Das Endspiel um den Euro ist längst im Gange

Klar ist, dass die bisherige Strategie Angela Merkels in einem wichtigen Aspekt gescheitert ist: Seit Anfang 2010 gab sie immer gerade so viel für die Euro-Rettung, dass es irgendwie weiterging. Sie kaufte Zeit in dem sehr verständlichen Bemühen, den Hebel nicht aus der Hand zu geben, um die Partner zu Reformen zu zwingen. Aber die Krise wurde so nicht beendet, im Gegenteil: Deren Kosten stiegen, und die Angst vor einer neuen, diesmal viel schwereren globalen Finanzkrise wächst. Dass die Rating-Agentur Moody"s 15 global operierende Banken zum Teil kräftig herabgestuft hat, ist ein Alarmsignal. Das Endspiel um den Euro ist längst im Gange.

Beim Euro haben die Deutschen die Wahl zwischen schlimm und katastrophal

Das Auseinanderbrechen der Währungsunion ist heute eine Option, mit der man rechnen muss - im Wortsinne. Deren Folge aus deutscher Sicht wäre nicht nur, dass der Kurs des Nord-Euro oder der neuen D-Mark, wie immer man das Spaltprodukt nennen mag, unkontrolliert in die Höhe schießen würde. Eine globale Depression wäre kaum zu vermeiden, und über die Zukunft der EU insgesamt kann man heute nur spekulieren. Mancher mag dem Euro in diesen Tagen ein Ende mit Schrecken wünschen. Fraglich, ob er auch eine Ahnung von der Dimension dieses Schreckens hat.

Auch die Rettung des Euro wird für Deutschland - übrigens auch für Frankreich, Italien und andere Länder - sehr teuer.
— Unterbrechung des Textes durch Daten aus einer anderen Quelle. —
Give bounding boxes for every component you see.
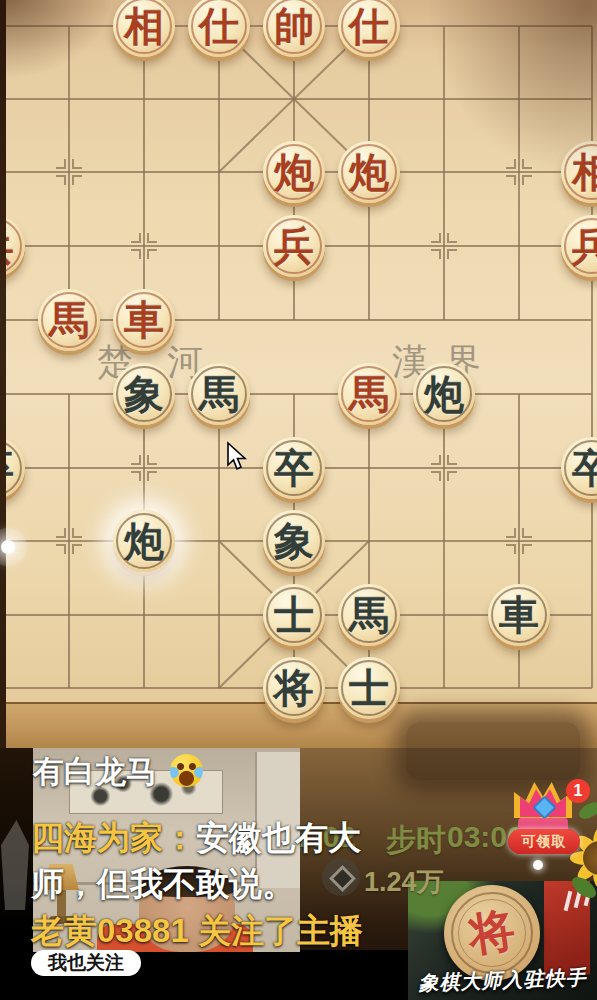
mouse-cursor-icon: [226, 441, 250, 473]
piece-label: 炮: [424, 374, 464, 414]
piece-label: 馬: [199, 374, 239, 414]
ad-caption-text: 象棋大师入驻快手: [408, 964, 597, 998]
piece-label: 帥: [274, 6, 314, 46]
piece-black-士[interactable]: 士: [338, 657, 400, 719]
piece-label: 卒: [274, 448, 314, 488]
piece-red-兵[interactable]: 兵: [561, 215, 597, 277]
gift-count-badge: 1: [566, 779, 590, 803]
piece-red-車[interactable]: 車: [113, 289, 175, 351]
piece-black-車[interactable]: 車: [488, 584, 550, 646]
piece-red-相[interactable]: 相: [113, 0, 175, 57]
piece-black-馬[interactable]: 馬: [188, 363, 250, 425]
coin-icon: [322, 858, 360, 896]
piece-label: 炮: [274, 152, 314, 192]
piece-black-象[interactable]: 象: [113, 363, 175, 425]
piece-label: 象: [124, 374, 164, 414]
piece-black-馬[interactable]: 馬: [338, 584, 400, 646]
piece-label: 士: [274, 595, 314, 635]
piece-label: 馬: [349, 595, 389, 635]
piece-label: 将: [274, 668, 314, 708]
live-stream-screen: 楚河 漢界 相仕帥仕炮炮相兵兵兵馬車馬象馬炮卒卒卒炮象士馬車将士 7:02 步时…: [0, 0, 597, 1000]
small-white-dot: [533, 860, 543, 870]
piece-label: 象: [274, 521, 314, 561]
piece-red-馬[interactable]: 馬: [38, 289, 100, 351]
piece-label: 相: [124, 6, 164, 46]
piece-label: 卒: [572, 448, 597, 488]
chat-message-2-line2: 师，但我不敢说。: [31, 862, 295, 907]
chat-message-1-text: 有白龙马: [33, 754, 157, 789]
piece-label: 車: [499, 595, 539, 635]
coin-count: 1.24万: [364, 864, 444, 900]
piece-label: 馬: [49, 300, 89, 340]
piece-label: 相: [572, 152, 597, 192]
piece-red-炮[interactable]: 炮: [263, 141, 325, 203]
chat-message-2-line1: 安徽也有大: [196, 819, 361, 856]
dim-overlay-band: [406, 722, 580, 780]
floating-light-dot: [1, 540, 15, 554]
piece-label: 兵: [572, 226, 597, 266]
piece-black-象[interactable]: 象: [263, 510, 325, 572]
xiangqi-board[interactable]: 楚河 漢界 相仕帥仕炮炮相兵兵兵馬車馬象馬炮卒卒卒炮象士馬車将士: [0, 0, 597, 748]
piece-label: 車: [124, 300, 164, 340]
piece-black-卒[interactable]: 卒: [561, 437, 597, 499]
piece-red-帥[interactable]: 帥: [263, 0, 325, 57]
piece-label: 炮: [349, 152, 389, 192]
piece-label: 仕: [349, 6, 389, 46]
chat-username: 四海为家：: [31, 819, 196, 856]
laugh-cry-emoji: [170, 754, 203, 787]
sunflower-icon: [556, 814, 597, 902]
piece-black-将[interactable]: 将: [263, 657, 325, 719]
follow-notice-message: 老黄03881 关注了主播: [31, 909, 363, 954]
pieces-layer: 相仕帥仕炮炮相兵兵兵馬車馬象馬炮卒卒卒炮象士馬車将士: [0, 0, 597, 748]
claim-gift-button[interactable]: 可领取: [508, 829, 580, 854]
piece-red-仕[interactable]: 仕: [188, 0, 250, 57]
chat-message-1: 有白龙马: [33, 751, 203, 793]
piece-black-卒[interactable]: 卒: [263, 437, 325, 499]
piece-label: 炮: [124, 521, 164, 561]
piece-label: 馬: [349, 374, 389, 414]
piece-red-炮[interactable]: 炮: [338, 141, 400, 203]
piece-red-兵[interactable]: 兵: [263, 215, 325, 277]
chat-message-2: 四海为家：安徽也有大: [31, 816, 361, 861]
piece-label: 兵: [274, 226, 314, 266]
piece-red-仕[interactable]: 仕: [338, 0, 400, 57]
piece-black-炮[interactable]: 炮: [113, 510, 175, 572]
screen-edge-strip: [0, 0, 6, 748]
piece-red-相[interactable]: 相: [561, 141, 597, 203]
piece-label: 仕: [199, 6, 239, 46]
follow-too-button[interactable]: 我也关注: [31, 950, 141, 976]
piece-black-炮[interactable]: 炮: [413, 363, 475, 425]
move-time-label: 步时: [386, 820, 446, 861]
piece-label: 士: [349, 668, 389, 708]
ad-piece-character: 将: [465, 899, 519, 967]
piece-black-士[interactable]: 士: [263, 584, 325, 646]
piece-red-馬[interactable]: 馬: [338, 363, 400, 425]
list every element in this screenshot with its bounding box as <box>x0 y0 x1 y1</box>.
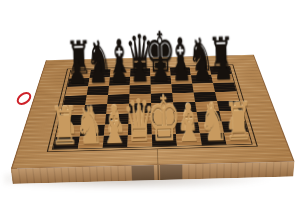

Die Vorschläge des IWF, der G-20-Staaten und sehr vieler Ökonomen laufen im Kern auf das Gleiche hinaus: Die Staaten der Euro-Zone müssen die Risiken ihrer Bankensysteme und ihrer Staatsanleihen wenigstens zum Teil gemeinsam tragen. Deutsche und holländische Sparer haften für spanische Konten, deutsche und französische Steuerzahler für Haushalte in Rom, Madrid und anderswo. Ohne eine zumindest begrenzte europäische Haftungsgemeinschaft kann der Euro nicht mehr glaubwürdig verteidigt werden. Dazu gehört eine schlagkräftige europäische Bankenpolitik. Warum sind immer noch so viele europäische Banken - im Gegensatz zur amerikanischen Konkurrenz - unterkapitalisiert? Weil es keine europäische Instanz gibt, die sie hätte zwingen können, ausreichend Reserven zu bilden.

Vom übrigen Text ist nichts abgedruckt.